Chris, I thought that your current argument was that Drexler chose diamond not because it was the best system but because it was one of the more difficult systems. Moreover, in the same post on Soft Machines you raise once again the spectre of 'universal capability' ( "I said that we did not yet know the difficulty of achieving near-universal competence"). I particularly like the classification of metals as 'heavy and rare' and therefore it's not such a huge restriction if mechanosynthesis can't use them. I thought that you were particularly keen on plasmonics at the moment? (...and let's not bring up the issue of magnetism).

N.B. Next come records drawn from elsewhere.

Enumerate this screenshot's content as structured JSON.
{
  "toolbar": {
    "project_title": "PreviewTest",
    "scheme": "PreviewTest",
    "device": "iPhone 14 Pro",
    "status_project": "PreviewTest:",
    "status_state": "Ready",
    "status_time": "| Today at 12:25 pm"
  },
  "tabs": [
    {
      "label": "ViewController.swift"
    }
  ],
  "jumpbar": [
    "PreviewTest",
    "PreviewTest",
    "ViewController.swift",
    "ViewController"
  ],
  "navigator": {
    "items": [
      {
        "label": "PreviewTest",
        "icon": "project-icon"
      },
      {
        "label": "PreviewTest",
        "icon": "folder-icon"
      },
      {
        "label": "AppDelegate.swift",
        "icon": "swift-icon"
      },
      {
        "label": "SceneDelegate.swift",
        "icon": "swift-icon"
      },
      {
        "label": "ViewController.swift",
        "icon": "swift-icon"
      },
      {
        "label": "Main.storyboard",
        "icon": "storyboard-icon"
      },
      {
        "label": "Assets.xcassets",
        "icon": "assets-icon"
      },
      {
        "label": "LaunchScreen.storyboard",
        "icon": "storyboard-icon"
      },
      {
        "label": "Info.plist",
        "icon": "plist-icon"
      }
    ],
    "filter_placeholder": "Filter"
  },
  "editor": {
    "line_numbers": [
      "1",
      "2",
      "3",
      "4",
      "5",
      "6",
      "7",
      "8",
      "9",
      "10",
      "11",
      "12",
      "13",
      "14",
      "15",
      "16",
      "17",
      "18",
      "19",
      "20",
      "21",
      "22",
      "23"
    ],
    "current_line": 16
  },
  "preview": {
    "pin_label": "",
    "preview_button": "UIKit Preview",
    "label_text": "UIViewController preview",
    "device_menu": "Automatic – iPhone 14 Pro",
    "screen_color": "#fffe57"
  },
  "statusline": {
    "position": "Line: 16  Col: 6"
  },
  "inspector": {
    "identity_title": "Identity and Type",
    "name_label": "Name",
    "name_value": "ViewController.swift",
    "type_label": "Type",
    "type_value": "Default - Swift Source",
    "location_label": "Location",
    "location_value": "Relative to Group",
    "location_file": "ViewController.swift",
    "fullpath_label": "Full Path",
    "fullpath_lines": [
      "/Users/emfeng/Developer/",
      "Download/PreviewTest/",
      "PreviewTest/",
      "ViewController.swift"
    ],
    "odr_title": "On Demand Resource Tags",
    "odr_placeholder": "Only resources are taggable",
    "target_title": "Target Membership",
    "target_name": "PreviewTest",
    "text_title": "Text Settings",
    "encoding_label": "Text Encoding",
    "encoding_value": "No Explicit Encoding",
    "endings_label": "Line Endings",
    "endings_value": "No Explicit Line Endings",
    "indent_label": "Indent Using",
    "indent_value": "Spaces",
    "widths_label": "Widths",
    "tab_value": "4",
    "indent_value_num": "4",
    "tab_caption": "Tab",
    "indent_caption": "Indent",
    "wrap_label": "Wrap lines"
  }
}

Drexler: "...and looking at surfaces that, except in very local and controlled circumstances, are saturated in a covalent bonding sense,". As I've said before, Drexler knew precisely what he was doing when he chose H-passivated diamond and covalently bound materials. To understand why, take the time to read those surface science text books I recommended to you in our debate. Moreover, you'll find there the answers to your recent questions on defect densities and the use of cooling to 'kinetically limit' surface reconstruction (at least I think this is to what you were alluding).


Chris Phoenix, CRN

Richard, I didn't say your book was wrong about soft machines. I said that it was wrong about less-soft machines.

Philip, quote me in context and I'll answer you.


Philip Moriarty


"But the current broadening of scope is not obfuscation; it is simply de-strawmanning the discussion"

Ah yes, the trusty strawman argument raises its head again. See here for discussion on this topic.

As I believe the cartoon character Snagglepuss used to say, I'll exit stage left.

Best wishes,


Chris Phoenix, CRN

Yes, the idea of a singular "universal assembler" machine is indeed a strawman, unsupported by the text of the EoC section headlined "universal assemblers". The term does not appear in the text; what does appear is phrases like "some will serve as improved devices" and "depending on design."

Since I suspect you included that URL in order to claim the exact opposite, it's probably just as well we're ending the discussion here.